The Murdoch family owns only about 12 percent of News Corp., but Rupert Murdoch sure runs the place like a wholly owned family candy store. The company, blurring the distinction between public and family business, makes deals with family members, using shareholder money to get them into the corporate fold.
The most recent example is the $675 million deal for News Corp. to buy Shine Group, a London-based TV production company majority-owned by Murdoch’s daughter, Elisabeth. As part of the deal, she’ll go on News Corp.’s board. In other words, News Corp. is buying Elisabeth, not just her company.
Once at News Corp., she’ll be competing with two board members, her brothers, James and Lachlan, to become the next leader of News Corp., the world’s biggest and most influential media company. Its properties include the Fox networks, the Wall Street Journal, BSkyB and the New York Post.
James has been at News Corp. since 1996, when the company bought an 80 percent stake in his start-up Rawkus hip-hop record label for an undisclosed sum. Rawkus closed in 2004.
James set up his company after dropping out of Harvard. Elisabeth had worked in the News Corp. empire, then stalked out to start her own business. But now, they’ve both been brought — and bought — into the family fold.
I have no idea whether the Shine deal is a good deal or a bad one for News Corp. Its properties include MasterChef, Law & Order UK and Biggest Loser, but $675 million is a lot of money. What I do know is that Elisabeth Murdoch is the Biggest Winner here. In case you’re interested — and why shouldn’t you be? — this deal is a payday of about $300 million for Elisabeth and her trusts, owners of a combined 53.5 percent of Shine’s stock, according to public records.
News Corp. says it’s paying 415 British pounds for Shine, including debt that it’s assuming. Subtract 45 million pounds for the debt, convert pounds to dollars, and the 53.5 percent stake is worth about $320 million.
This is the second time Elisabeth and Daddy have done business. The first time, in 1994, Rupert found two California TV stations for Elisabeth and her then-husband to buy, and he guaranteed the $35 million loan they took out to buy the stations. They flipped them less than two years later for a $12 million profit.
Did Rupert, who as chairman of News Corp. has a fiduciary obligation to his shareholders, offer the company the first bite at those TV stations? Did the company’s board approve the Rawkus deal that brought James into the company? News Corp. declined to comment.
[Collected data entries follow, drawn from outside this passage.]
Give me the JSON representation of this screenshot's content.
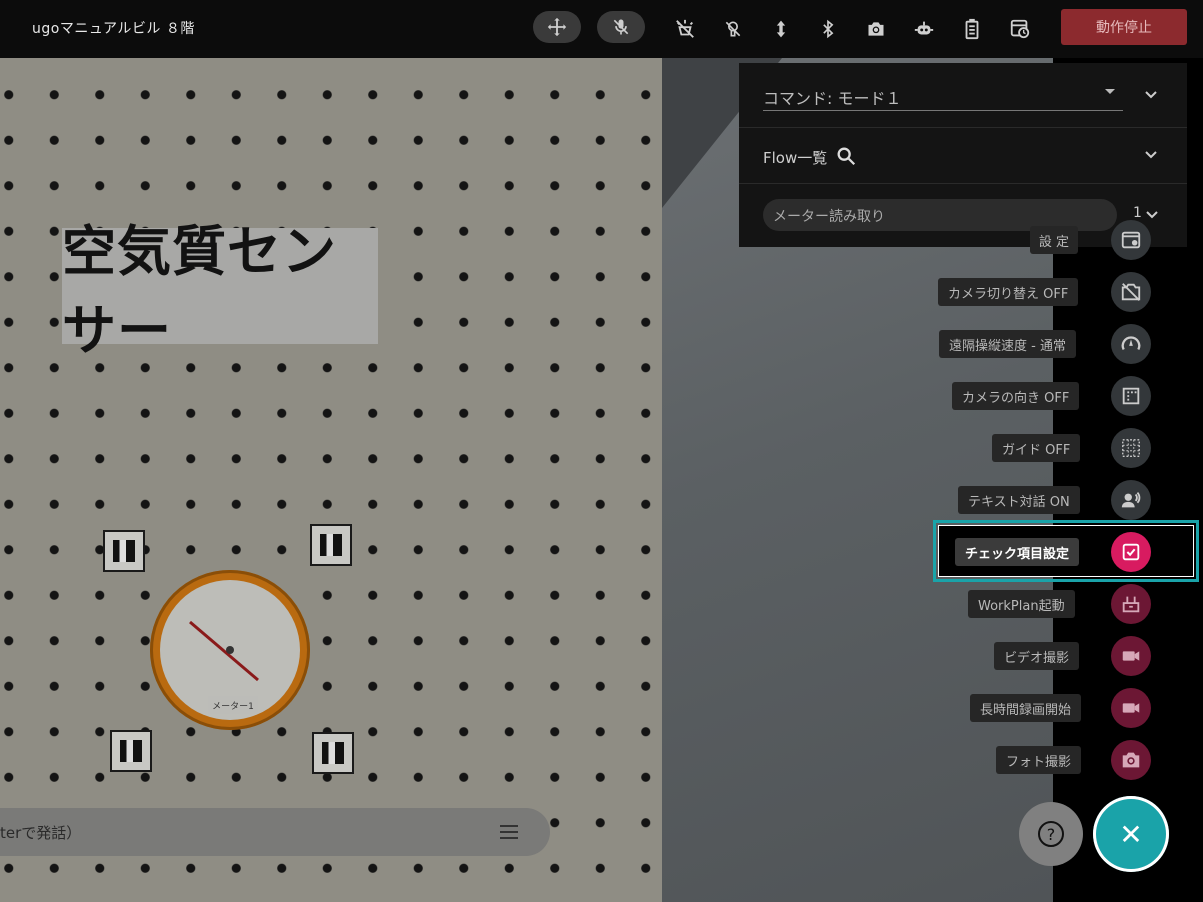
{
  "header": {
    "title": "ugoマニュアルビル ８階",
    "stop_label": "動作停止",
    "icons": [
      "move-icon",
      "mic-off-icon",
      "light-off-icon",
      "pin-off-icon",
      "vertical-arrows-icon",
      "bluetooth-icon",
      "camera-icon",
      "robot-icon",
      "battery-icon",
      "history-icon"
    ]
  },
  "camera": {
    "sign_text": "空気質センサー",
    "gauge_label": "メーター1",
    "chat_placeholder": "terで発話）"
  },
  "panel": {
    "command_label": "コマンド: モード１",
    "flow_label": "Flow一覧",
    "flow_input_value": "メーター読み取り",
    "flow_count": "1"
  },
  "actions": [
    {
      "label": "設 定",
      "icon": "settings-icon",
      "style": "gray"
    },
    {
      "label": "カメラ切り替え OFF",
      "icon": "camera-switch-off-icon",
      "style": "gray"
    },
    {
      "label": "遠隔操縦速度 - 通常",
      "icon": "speed-icon",
      "style": "gray"
    },
    {
      "label": "カメラの向き OFF",
      "icon": "camera-direction-icon",
      "style": "gray"
    },
    {
      "label": "ガイド OFF",
      "icon": "grid-guide-icon",
      "style": "gray"
    },
    {
      "label": "テキスト対話 ON",
      "icon": "voice-chat-icon",
      "style": "gray"
    },
    {
      "label": "チェック項目設定",
      "icon": "checklist-icon",
      "style": "hot"
    },
    {
      "label": "WorkPlan起動",
      "icon": "workplan-icon",
      "style": "pink"
    },
    {
      "label": "ビデオ撮影",
      "icon": "video-icon",
      "style": "pink"
    },
    {
      "label": "長時間録画開始",
      "icon": "long-record-icon",
      "style": "pink"
    },
    {
      "label": "フォト撮影",
      "icon": "photo-icon",
      "style": "pink"
    }
  ],
  "help_glyph": "?",
  "close_glyph": "✕"
}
The company says that its attorneys vetted the tentative Shine transaction (which is an agreement in principle) and that the board approved it unanimously and will vote again after negotiations.
Four years ago, News did a multibillion-dollar deal to cement Murdoch family control: trading assets and cash to John Malone’s Liberty Media in return for Liberty’s News Corp. stock, including a hefty holding of voting shares that threatened the family’s control. But News Corp.’s public shareholders got the right to vote on the Liberty transaction. That’s not the case in the family deals.
How can Murdoch do this with only about a 12 percent stake in a giant public company? Because only about 30 percent of News Corp.’s shares have voting power, and Murdoch and a family trust own 40 percent of them. And because he’s Rupert Murdoch.
Murdoch has turned an obscure Australian newspaper company into a global colossus. On the way, he ignored Wall Street’s opinions, took huge risks and generally succeeded. No matter how much you respect him, this all-in-the-family stuff just isn’t right for a public firm.
It’s one thing to have News Corp. employ family members. But it’s a different thing to use assets of a company 88 percent owned by the public to buy businesses owned by Murdoch children. And we may not be done; Lachlan Murdoch still has his own company.
News Corp. preaches free enterprise. But when it comes to Murdochs, the company has a different value: family enterprise.
Allan Sloan is Fortune magazine’s senior editor at large. Doris Burke contributed to this article.